Les Pme et Pmi de la région de Saint-Louis ne peuvent-elles pas fournir du personnel d’appoint pour les champs gaziers ? A-t-on besoin de Petrofac pour le faire ?
Nous avons manqué de veille et de vigilance, depuis 2022, Petrofac, une entreprise peu scrupuleuse, avec une gouvernance peu étanche, est déjà présente dans les opérations de Gta avec la fourniture de services structurants et de support pour le navire de production, de stockage et de déchargement flottant, ainsi que pour la plateforme de gaz naturel liquéfié.

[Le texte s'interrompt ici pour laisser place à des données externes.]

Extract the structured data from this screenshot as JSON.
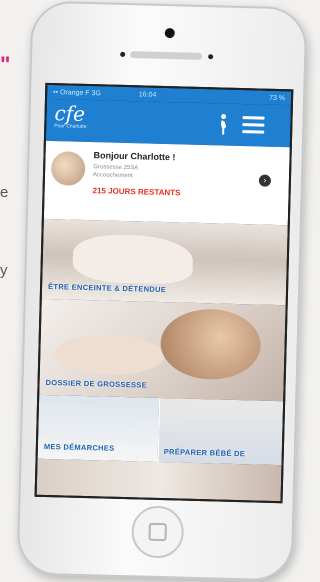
{
  "background": {
    "fragment_quote": "\"",
    "fragment_e": "e",
    "fragment_y": "y"
  },
  "colors": {
    "app_blue": "#1f7fd0",
    "days_red": "#e8301d",
    "label_blue": "#1d5fb0"
  },
  "statusbar": {
    "carrier": "•• Orange F 3G",
    "time": "16:04",
    "battery": "73 %"
  },
  "header": {
    "logo_script": "cfe",
    "logo_sub": "Pour Charlotte",
    "woman_icon": "pregnant-woman-icon",
    "menu_icon": "hamburger-menu-icon"
  },
  "welcome": {
    "greeting": "Bonjour Charlotte !",
    "info_line1": "Grossesse 25SA",
    "info_line2": "Accouchement",
    "days_remaining": "215 JOURS RESTANTS"
  },
  "tiles": [
    {
      "label": "ÊTRE ENCEINTE & DÉTENDUE"
    },
    {
      "label": "DOSSIER DE GROSSESSE"
    },
    {
      "label": "MES DÉMARCHES"
    },
    {
      "label": "PRÉPARER BÉBÉ DE"
    },
    {
      "label": ""
    }
  ]
}
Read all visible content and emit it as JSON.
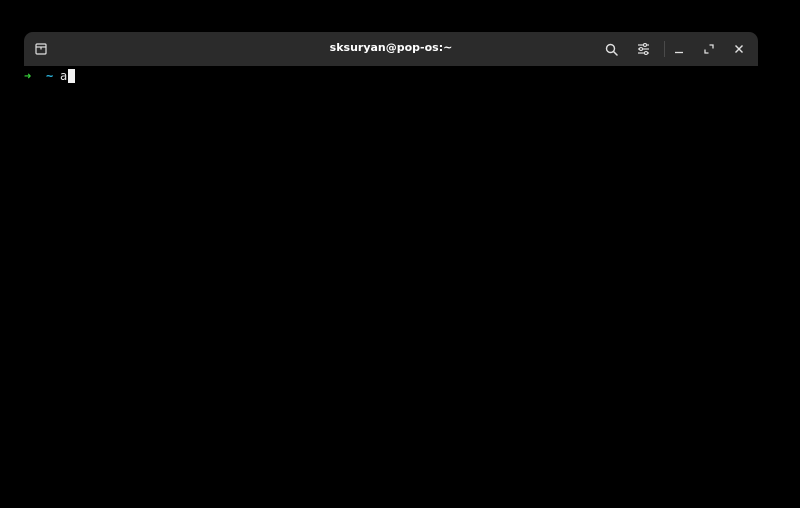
{
  "window": {
    "title": "sksuryan@pop-os:~"
  },
  "terminal": {
    "prompt_arrow": "➜",
    "prompt_dir": "~",
    "command_text": "a"
  },
  "colors": {
    "titlebar_bg": "#2b2b2b",
    "terminal_bg": "#000000",
    "prompt_arrow": "#38d23a",
    "prompt_dir": "#2ab0d8",
    "text": "#e6e6e6"
  },
  "icons": {
    "new_tab": "new-tab-icon",
    "search": "search-icon",
    "menu": "menu-icon",
    "minimize": "minimize-icon",
    "maximize": "maximize-icon",
    "close": "close-icon"
  }
}
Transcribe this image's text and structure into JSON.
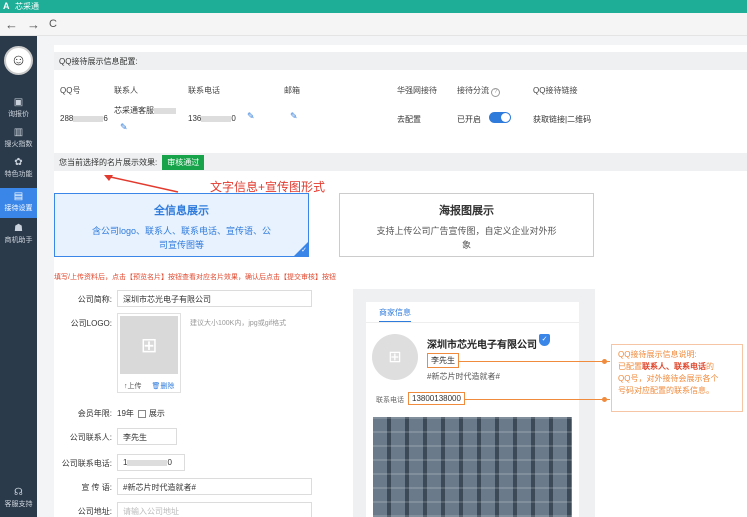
{
  "app": {
    "title": "芯采通"
  },
  "nav": {
    "back": "←",
    "forward": "→",
    "refresh": "C"
  },
  "sidebar": {
    "items": [
      {
        "label": "询报价",
        "icon": "quote-icon"
      },
      {
        "label": "搜火指数",
        "icon": "chart-icon"
      },
      {
        "label": "特色功能",
        "icon": "features-icon"
      },
      {
        "label": "接待设置",
        "icon": "reception-icon"
      },
      {
        "label": "商机助手",
        "icon": "robot-icon"
      },
      {
        "label": "客服支持",
        "icon": "support-icon"
      }
    ]
  },
  "qq_section": {
    "title": "QQ接待展示信息配置:",
    "headers": [
      "QQ号",
      "联系人",
      "联系电话",
      "邮箱",
      "华强网接待",
      "接待分流",
      "QQ接待链接"
    ],
    "row": {
      "qq": "288",
      "qq_tail": "6",
      "contact": "芯采通客服",
      "phone": "136",
      "phone_tail": "0",
      "config": "去配置",
      "status": "已开启",
      "links": "获取链接|二维码"
    },
    "help": "?"
  },
  "display_section": {
    "label": "您当前选择的名片展示效果:",
    "badge": "审核通过",
    "annotation": "文字信息+宣传图形式",
    "cards": [
      {
        "title": "全信息展示",
        "desc": "含公司logo、联系人、联系电话、宣传语、公司宣传图等"
      },
      {
        "title": "海报图展示",
        "desc": "支持上传公司广告宣传图，自定义企业对外形象"
      }
    ],
    "tip": "填写/上传资料后，点击【预览名片】按钮查看对应名片效果，确认后点击【提交审核】按钮"
  },
  "form": {
    "company_name_label": "公司简称:",
    "company_name": "深圳市芯光电子有限公司",
    "logo_label": "公司LOGO:",
    "logo_hint": "建议大小100K内，jpg或gif格式",
    "upload": "↑上传",
    "delete": "删除",
    "member_label": "会员年限:",
    "member_years": "19年",
    "member_show": "展示",
    "contact_label": "公司联系人:",
    "contact": "李先生",
    "phone_label": "公司联系电话:",
    "phone": "1",
    "phone_tail": "0",
    "slogan_label": "宣 传 语:",
    "slogan": "#新芯片时代造就者#",
    "address_label": "公司地址:",
    "address_placeholder": "请输入公司地址"
  },
  "preview": {
    "tab": "商家信息",
    "company": "深圳市芯光电子有限公司",
    "name": "李先生",
    "slogan": "#新芯片时代造就者#",
    "tel_label": "联系电话",
    "tel": "13800138000"
  },
  "note": {
    "line1": "QQ接待展示信息说明:",
    "line2a": "已配置",
    "line2b": "联系人、联系电话",
    "line2c": "的",
    "line3": "QQ号，对外接待会展示各个",
    "line4": "号码对应配置的联系信息。"
  },
  "colors": {
    "accent": "#2f7bdc",
    "brand": "#1eae98",
    "warning": "#f08a3c",
    "success": "#17a34a"
  }
}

Entre 2011 et 2017, cette entreprise de services et d’assistance des opérations pétrolières et gazières a payé des amendes record, souvent jusqu’à 50 milliards de F Cfa, pour des faits avérés de corruption et de concussion au Moyen-Orient. D’ailleurs, son président-fondateur a été obligé de démissionner pour corruption systémique érigée en mode de gestion dans l’entreprise.
Avec ce contrat, ce sont au moins 70% du contenu local annuel que Petrofac vient de préempter sur les entreprises authentiquement sénégalaises, tant ce contrat global, massif et tentaculaire couvre une large palette de services dont la préparation des repas et la boisson dans les plateformes de production en mer. Même la restauration et le catering nous échappent.
Le «plateau de compétence» sénégalais tant promu par notre loi sur le «contenu local» adoptée le 24 janvier 2019 par l’Assemblée nationale et mise en œuvre par le Secrétariat technique de Comité national de suivi du contenu local est laissé pour compte. D’où l’urgence d’évaluer l’impact de ce contrat confié à Petrofac sur les entreprises locales et leurs offres dans le cadre de l’exploitation gazière du champ Gta conformément aux obligations des opérateurs de confier marché et contrat aux entreprises locales avec des capitaux et du personnel sénégalais.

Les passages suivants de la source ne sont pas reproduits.